Cross-layer-based adaptive congestion and contention controls for accessing cloud services in 5G IEEE 802.11 family wireless networks

The big-data cloud services accessed through 4G LTE-A and 5G WiFi networks need extremely high-speed and highly reliable transmission. However, it exhibits a critical issue that of inconsistently executing congestion control for the global end-to-end connection and contention control for the local wired/wireless links. For instance, in the transport layer (Layer 4 or L4), the reliable TCP adopts ACK-based congestion control to determine the congestion window (denoted by L4_CWND) for the global E2E connection; but, the link layer (Layer 2 or L2) adopts the Truncated Binary Exponential-based (TBE) access control to determine the contention window (denoted by L2_CW) for the local wireless link. Clearly, the congestion and contention control mechanisms for the global end-to-end connection and the local wireless link should cooperate tightly and consistently, but the existing congestion control and contention control are separately operated at different layers.

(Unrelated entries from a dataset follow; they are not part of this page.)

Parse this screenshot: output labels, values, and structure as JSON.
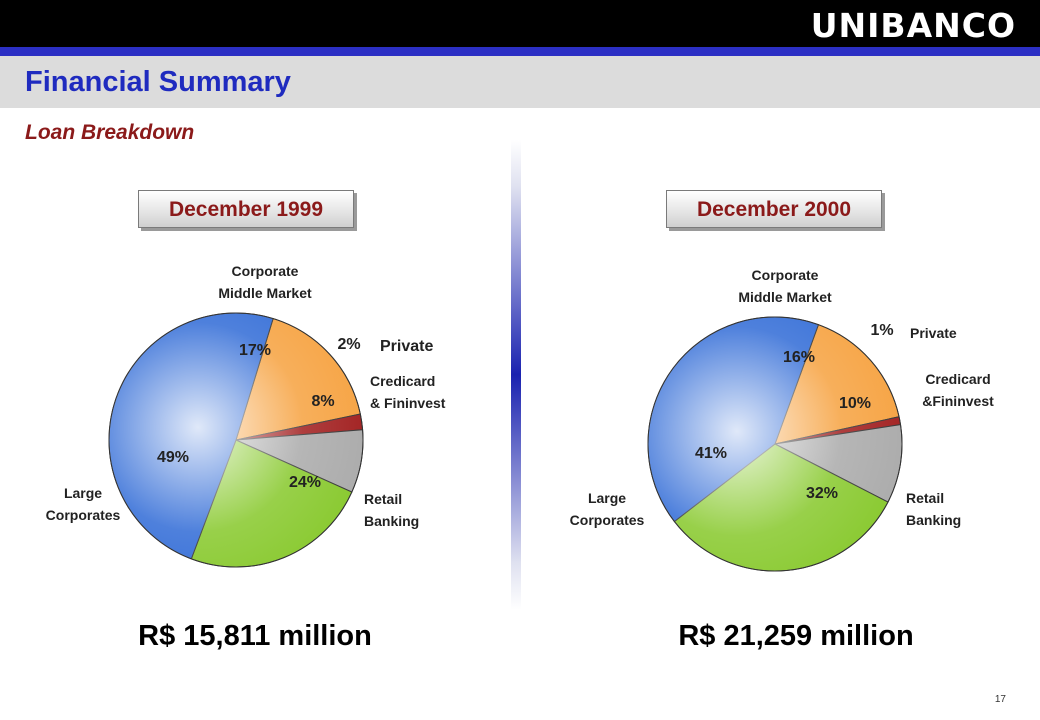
{
  "brand": "UNIBANCO",
  "header": {
    "title": "Financial Summary",
    "subtitle": "Loan Breakdown"
  },
  "page_number": "17",
  "colors": {
    "header_blue": "#2b2fc4",
    "title_blue": "#1f2bbf",
    "accent_red": "#8b1a1a",
    "large_corporates": "#2f6ad6",
    "corporate_middle_market": "#f6a13e",
    "private": "#a01c1c",
    "credicard_fininvest": "#a9a9a9",
    "retail_banking": "#86c82a"
  },
  "chart_data": [
    {
      "type": "pie",
      "title": "December 1999",
      "total_label": "R$ 15,811 million",
      "slices": [
        {
          "name": "Corporate Middle Market",
          "label_lines": [
            "Corporate",
            "Middle Market"
          ],
          "value": 17,
          "value_label": "17%",
          "color": "#f6a13e"
        },
        {
          "name": "Private",
          "label_lines": [
            "Private"
          ],
          "value": 2,
          "value_label": "2%",
          "color": "#a01c1c"
        },
        {
          "name": "Credicard & Fininvest",
          "label_lines": [
            "Credicard",
            "& Fininvest"
          ],
          "value": 8,
          "value_label": "8%",
          "color": "#a9a9a9"
        },
        {
          "name": "Retail Banking",
          "label_lines": [
            "Retail",
            "Banking"
          ],
          "value": 24,
          "value_label": "24%",
          "color": "#86c82a"
        },
        {
          "name": "Large Corporates",
          "label_lines": [
            "Large",
            "Corporates"
          ],
          "value": 49,
          "value_label": "49%",
          "color": "#2f6ad6"
        }
      ]
    },
    {
      "type": "pie",
      "title": "December 2000",
      "total_label": "R$ 21,259 million",
      "slices": [
        {
          "name": "Corporate Middle Market",
          "label_lines": [
            "Corporate",
            "Middle Market"
          ],
          "value": 16,
          "value_label": "16%",
          "color": "#f6a13e"
        },
        {
          "name": "Private",
          "label_lines": [
            "Private"
          ],
          "value": 1,
          "value_label": "1%",
          "color": "#a01c1c"
        },
        {
          "name": "Credicard & Fininvest",
          "label_lines": [
            "Credicard",
            "&Fininvest"
          ],
          "value": 10,
          "value_label": "10%",
          "color": "#a9a9a9"
        },
        {
          "name": "Retail Banking",
          "label_lines": [
            "Retail",
            "Banking"
          ],
          "value": 32,
          "value_label": "32%",
          "color": "#86c82a"
        },
        {
          "name": "Large Corporates",
          "label_lines": [
            "Large",
            "Corporates"
          ],
          "value": 41,
          "value_label": "41%",
          "color": "#2f6ad6"
        }
      ]
    }
  ]
}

This paper thus proposes a Cross-layer-based Adaptive Congestion Control (namely CACC) for the connection-based transport layer and the link-based media access layer. CACC aims to determine L4_CWND for the end-to-end congestion control, and then sends the cross-layer L4 congestion state to L2 to determine L2_CW_Max and L2_CW consistently. Numerical results demonstrate that CACC outperforms the compared approaches in L2 goodput, L2 collision probability, L2 contention delay, L2 fairness, L4 goodput, L4 fairness, and L4_friendliness. Furthermore, the claims of the determined L4_CWND and L2_CW are supported by mathematical analyses.